L-type voltage dependent Ca2+ channels (L-VDCCs; Ca(v)1.2) are crucial in cardiovascular physiology. In heart and smooth muscle, hormones and transmitters operating via G(q) enhance L-VDCC currents via essential protein kinase C (PKC) involvement. Heterologous reconstitution studies in Xenopus oocytes suggested that PKC and G(q)-coupled receptors increased L-VDCC currents only in cardiac long N-terminus (NT) isoforms of alpha(1C), whereas known smooth muscle short-NT isoforms were inhibited by PKC and G(q) activators.

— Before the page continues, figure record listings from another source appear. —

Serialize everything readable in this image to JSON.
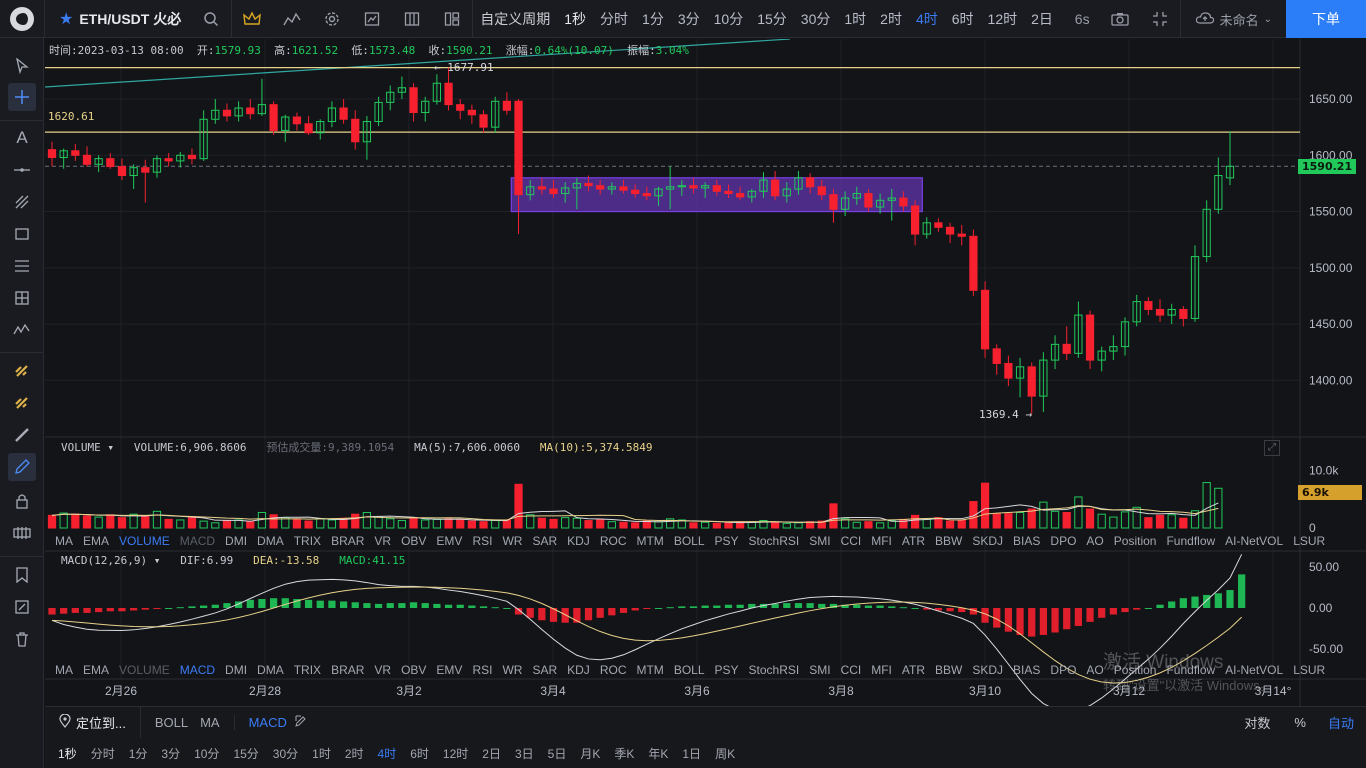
{
  "topbar": {
    "symbol": "ETH/USDT 火必",
    "period_menu": "自定义周期",
    "periods": [
      "1秒",
      "分时",
      "1分",
      "3分",
      "10分",
      "15分",
      "30分",
      "1时",
      "2时",
      "4时",
      "6时",
      "12时",
      "2日"
    ],
    "active_period": "4时",
    "refresh": "6s",
    "layout_name": "未命名",
    "order_button": "下单"
  },
  "info_bar": {
    "time_label": "时间:",
    "time_value": "2023-03-13 08:00",
    "open_label": "开:",
    "open": "1579.93",
    "high_label": "高:",
    "high": "1621.52",
    "low_label": "低:",
    "low": "1573.48",
    "close_label": "收:",
    "close": "1590.21",
    "change_label": "涨幅:",
    "change": "0.64%(10.07)",
    "amp_label": "振幅:",
    "amp": "3.04%"
  },
  "price_annotations": {
    "high_marker": "← 1677.91",
    "level_label": "1620.61",
    "low_marker": "1369.4 →",
    "current_price": "1590.21"
  },
  "volume_panel": {
    "name": "VOLUME",
    "volume": "VOLUME:6,906.8606",
    "estimate": "预估成交量:9,389.1054",
    "ma5": "MA(5):7,606.0060",
    "ma10": "MA(10):5,374.5849",
    "current_tag": "6.9k"
  },
  "macd_panel": {
    "name": "MACD(12,26,9)",
    "dif": "DIF:6.99",
    "dea": "DEA:-13.58",
    "macd": "MACD:41.15"
  },
  "indicator_tabs": [
    "MA",
    "EMA",
    "VOLUME",
    "MACD",
    "DMI",
    "DMA",
    "TRIX",
    "BRAR",
    "VR",
    "OBV",
    "EMV",
    "RSI",
    "WR",
    "SAR",
    "KDJ",
    "ROC",
    "MTM",
    "BOLL",
    "PSY",
    "StochRSI",
    "SMI",
    "CCI",
    "MFI",
    "ATR",
    "BBW",
    "SKDJ",
    "BIAS",
    "DPO",
    "AO",
    "Position",
    "Fundflow",
    "AI-NetVOL",
    "LSUR"
  ],
  "indicator_active_1": "VOLUME",
  "indicator_active_2": "MACD",
  "bottom": {
    "locate": "定位到...",
    "studies": [
      "BOLL",
      "MA"
    ],
    "sub_study": "MACD",
    "log": "对数",
    "pct": "%",
    "auto": "自动",
    "periods": [
      "1秒",
      "分时",
      "1分",
      "3分",
      "10分",
      "15分",
      "30分",
      "1时",
      "2时",
      "4时",
      "6时",
      "12时",
      "2日",
      "3日",
      "5日",
      "月K",
      "季K",
      "年K",
      "1日",
      "周K"
    ],
    "active_period": "4时"
  },
  "watermark": {
    "line1": "激活 Windows",
    "line2": "转到\"设置\"以激活 Windows。"
  },
  "colors": {
    "up": "#21c95b",
    "down": "#f6202f",
    "accent": "#2c7ef8",
    "level_line": "#e8d28a",
    "box": "#7b3fe4"
  },
  "chart_data": [
    {
      "type": "candlestick",
      "title": "ETH/USDT 4h",
      "price_axis_ticks": [
        1650,
        1600,
        1550,
        1500,
        1450,
        1400
      ],
      "price_axis_labels": [
        "1650.00",
        "1600.00",
        "1550.00",
        "1500.00",
        "1450.00",
        "1400.00"
      ],
      "x_ticks": [
        "2月26",
        "2月28",
        "3月2",
        "3月4",
        "3月6",
        "3月8",
        "3月10",
        "3月12",
        "3月14°"
      ],
      "ylim": [
        1355,
        1690
      ],
      "horizontal_lines": [
        1677.91,
        1620.61
      ],
      "ohlc": [
        [
          1605,
          1612,
          1590,
          1598
        ],
        [
          1598,
          1606,
          1588,
          1604
        ],
        [
          1604,
          1610,
          1595,
          1600
        ],
        [
          1600,
          1608,
          1590,
          1592
        ],
        [
          1592,
          1600,
          1585,
          1597
        ],
        [
          1597,
          1602,
          1588,
          1590
        ],
        [
          1590,
          1597,
          1578,
          1582
        ],
        [
          1582,
          1592,
          1570,
          1589
        ],
        [
          1589,
          1596,
          1558,
          1585
        ],
        [
          1585,
          1600,
          1580,
          1597
        ],
        [
          1597,
          1602,
          1590,
          1595
        ],
        [
          1595,
          1603,
          1589,
          1600
        ],
        [
          1600,
          1606,
          1592,
          1597
        ],
        [
          1597,
          1640,
          1595,
          1632
        ],
        [
          1632,
          1650,
          1628,
          1640
        ],
        [
          1640,
          1646,
          1630,
          1635
        ],
        [
          1635,
          1648,
          1630,
          1642
        ],
        [
          1642,
          1650,
          1632,
          1637
        ],
        [
          1637,
          1668,
          1635,
          1645
        ],
        [
          1645,
          1648,
          1618,
          1622
        ],
        [
          1622,
          1636,
          1612,
          1634
        ],
        [
          1634,
          1638,
          1622,
          1628
        ],
        [
          1628,
          1635,
          1618,
          1620
        ],
        [
          1620,
          1632,
          1614,
          1630
        ],
        [
          1630,
          1648,
          1625,
          1642
        ],
        [
          1642,
          1650,
          1628,
          1632
        ],
        [
          1632,
          1640,
          1605,
          1612
        ],
        [
          1612,
          1635,
          1596,
          1630
        ],
        [
          1630,
          1652,
          1626,
          1647
        ],
        [
          1647,
          1662,
          1640,
          1656
        ],
        [
          1656,
          1670,
          1650,
          1660
        ],
        [
          1660,
          1664,
          1630,
          1638
        ],
        [
          1638,
          1652,
          1630,
          1648
        ],
        [
          1648,
          1672,
          1645,
          1664
        ],
        [
          1664,
          1677.91,
          1640,
          1645
        ],
        [
          1645,
          1650,
          1632,
          1640
        ],
        [
          1640,
          1645,
          1628,
          1636
        ],
        [
          1636,
          1640,
          1620,
          1625
        ],
        [
          1625,
          1652,
          1620,
          1648
        ],
        [
          1648,
          1656,
          1636,
          1640
        ],
        [
          1648,
          1650,
          1530,
          1565
        ],
        [
          1565,
          1578,
          1560,
          1572
        ],
        [
          1572,
          1580,
          1565,
          1570
        ],
        [
          1570,
          1578,
          1562,
          1566
        ],
        [
          1566,
          1576,
          1558,
          1571
        ],
        [
          1571,
          1580,
          1552,
          1575
        ],
        [
          1575,
          1582,
          1568,
          1573
        ],
        [
          1573,
          1578,
          1565,
          1570
        ],
        [
          1570,
          1576,
          1565,
          1572
        ],
        [
          1572,
          1578,
          1566,
          1569
        ],
        [
          1569,
          1574,
          1562,
          1566
        ],
        [
          1566,
          1572,
          1560,
          1564
        ],
        [
          1564,
          1572,
          1555,
          1570
        ],
        [
          1570,
          1590,
          1552,
          1572
        ],
        [
          1572,
          1578,
          1564,
          1573
        ],
        [
          1573,
          1580,
          1566,
          1571
        ],
        [
          1571,
          1576,
          1562,
          1573
        ],
        [
          1573,
          1578,
          1564,
          1568
        ],
        [
          1568,
          1574,
          1562,
          1566
        ],
        [
          1566,
          1572,
          1560,
          1563
        ],
        [
          1563,
          1570,
          1558,
          1568
        ],
        [
          1568,
          1585,
          1562,
          1578
        ],
        [
          1578,
          1586,
          1560,
          1564
        ],
        [
          1564,
          1576,
          1558,
          1570
        ],
        [
          1570,
          1586,
          1565,
          1580
        ],
        [
          1580,
          1584,
          1566,
          1572
        ],
        [
          1572,
          1578,
          1560,
          1565
        ],
        [
          1565,
          1570,
          1540,
          1552
        ],
        [
          1552,
          1568,
          1546,
          1562
        ],
        [
          1562,
          1572,
          1556,
          1566
        ],
        [
          1566,
          1570,
          1550,
          1554
        ],
        [
          1554,
          1566,
          1548,
          1560
        ],
        [
          1560,
          1570,
          1542,
          1562
        ],
        [
          1562,
          1568,
          1550,
          1555
        ],
        [
          1555,
          1560,
          1520,
          1530
        ],
        [
          1530,
          1545,
          1526,
          1540
        ],
        [
          1540,
          1544,
          1532,
          1536
        ],
        [
          1536,
          1540,
          1522,
          1530
        ],
        [
          1530,
          1538,
          1520,
          1528
        ],
        [
          1528,
          1534,
          1475,
          1480
        ],
        [
          1480,
          1488,
          1420,
          1428
        ],
        [
          1428,
          1432,
          1405,
          1415
        ],
        [
          1415,
          1422,
          1395,
          1402
        ],
        [
          1402,
          1420,
          1385,
          1412
        ],
        [
          1412,
          1416,
          1370,
          1386
        ],
        [
          1386,
          1425,
          1372,
          1418
        ],
        [
          1418,
          1440,
          1410,
          1432
        ],
        [
          1432,
          1448,
          1418,
          1424
        ],
        [
          1424,
          1470,
          1420,
          1458
        ],
        [
          1458,
          1462,
          1410,
          1418
        ],
        [
          1418,
          1430,
          1408,
          1426
        ],
        [
          1426,
          1440,
          1418,
          1430
        ],
        [
          1430,
          1456,
          1422,
          1452
        ],
        [
          1452,
          1476,
          1448,
          1470
        ],
        [
          1470,
          1474,
          1458,
          1463
        ],
        [
          1463,
          1472,
          1452,
          1458
        ],
        [
          1458,
          1468,
          1450,
          1463
        ],
        [
          1463,
          1466,
          1448,
          1455
        ],
        [
          1455,
          1520,
          1452,
          1510
        ],
        [
          1510,
          1560,
          1505,
          1552
        ],
        [
          1552,
          1598,
          1548,
          1582
        ],
        [
          1579.93,
          1621.52,
          1573.48,
          1590.21
        ]
      ],
      "consolidation_box": {
        "from_index": 40,
        "to_index": 74,
        "top": 1580,
        "bottom": 1550
      }
    },
    {
      "type": "bar",
      "title": "VOLUME",
      "ylim": [
        0,
        12000
      ],
      "y_axis_labels": [
        "10.0k",
        "0"
      ],
      "values": [
        2200,
        2600,
        2400,
        2100,
        1900,
        2300,
        1800,
        2400,
        2000,
        2900,
        1500,
        1400,
        1800,
        1200,
        900,
        1300,
        1400,
        1100,
        2700,
        2300,
        1800,
        1500,
        1200,
        1600,
        1400,
        1700,
        2400,
        2700,
        1900,
        1600,
        1300,
        1800,
        1400,
        1500,
        1600,
        1400,
        1200,
        1100,
        1300,
        1400,
        7600,
        2300,
        1700,
        1500,
        1800,
        1700,
        1300,
        1500,
        1100,
        1000,
        900,
        1200,
        1100,
        1600,
        1400,
        900,
        1000,
        800,
        900,
        1100,
        1000,
        1300,
        1000,
        800,
        900,
        1100,
        1200,
        4200,
        1600,
        1000,
        1100,
        900,
        1300,
        1500,
        2200,
        1500,
        1800,
        1200,
        1400,
        4600,
        7800,
        2500,
        2500,
        2700,
        3300,
        4500,
        2900,
        2700,
        5400,
        3300,
        2400,
        1900,
        2800,
        3600,
        1800,
        2200,
        2300,
        1700,
        3000,
        7900,
        6906.8606
      ]
    },
    {
      "type": "bar",
      "title": "MACD(12,26,9)",
      "ylim": [
        -60,
        60
      ],
      "y_axis_labels": [
        "50.00",
        "0.00",
        "-50.00"
      ],
      "values": [
        -8,
        -7,
        -6,
        -6,
        -5,
        -4,
        -4,
        -3,
        -2,
        -1,
        0,
        1,
        2,
        3,
        4,
        6,
        8,
        10,
        11,
        12,
        12,
        11,
        10,
        9,
        9,
        8,
        7,
        6,
        5,
        6,
        6,
        7,
        6,
        5,
        4,
        4,
        3,
        2,
        1,
        0,
        -8,
        -12,
        -15,
        -17,
        -18,
        -18,
        -15,
        -12,
        -9,
        -6,
        -3,
        -1,
        0,
        1,
        2,
        2,
        3,
        3,
        4,
        4,
        5,
        5,
        5,
        6,
        6,
        6,
        5,
        5,
        4,
        4,
        3,
        3,
        2,
        1,
        0,
        -2,
        -3,
        -4,
        -5,
        -8,
        -18,
        -24,
        -29,
        -33,
        -35,
        -33,
        -30,
        -26,
        -22,
        -17,
        -12,
        -8,
        -5,
        -2,
        0,
        4,
        8,
        12,
        14,
        16,
        18,
        22,
        41.15
      ]
    }
  ]
}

We report a novel regulation of the long-NT alpha(1C) isoform by G beta gamma. G beta gamma inhibited whereas a G beta gamma scavenger protein augmented the G(q)-but not phorbol ester-mediated enhancement of channel activity, suggesting that G beta gamma acts upstream from PKC. In vitro binding experiments reveal binding of both G beta gamma and PKC to alpha(1C)-NT. However, PKC modulation was not altered by mutations of multiple potential phosphorylation sites in the NT, and was attenuated by a mutation of C-terminally located serine S1928. The insertion of exon 9a in intracellular loop 1 rendered the short-NT alpha(1C) sensitive to PKC stimulation and to G beta gamma scavenging. Our results suggest a complex antagonistic interplay between G(q)-activated PKC and G beta gamma in regulation of L-VDCC, in which multiple cytosolic segments of alpha(1C) are involved.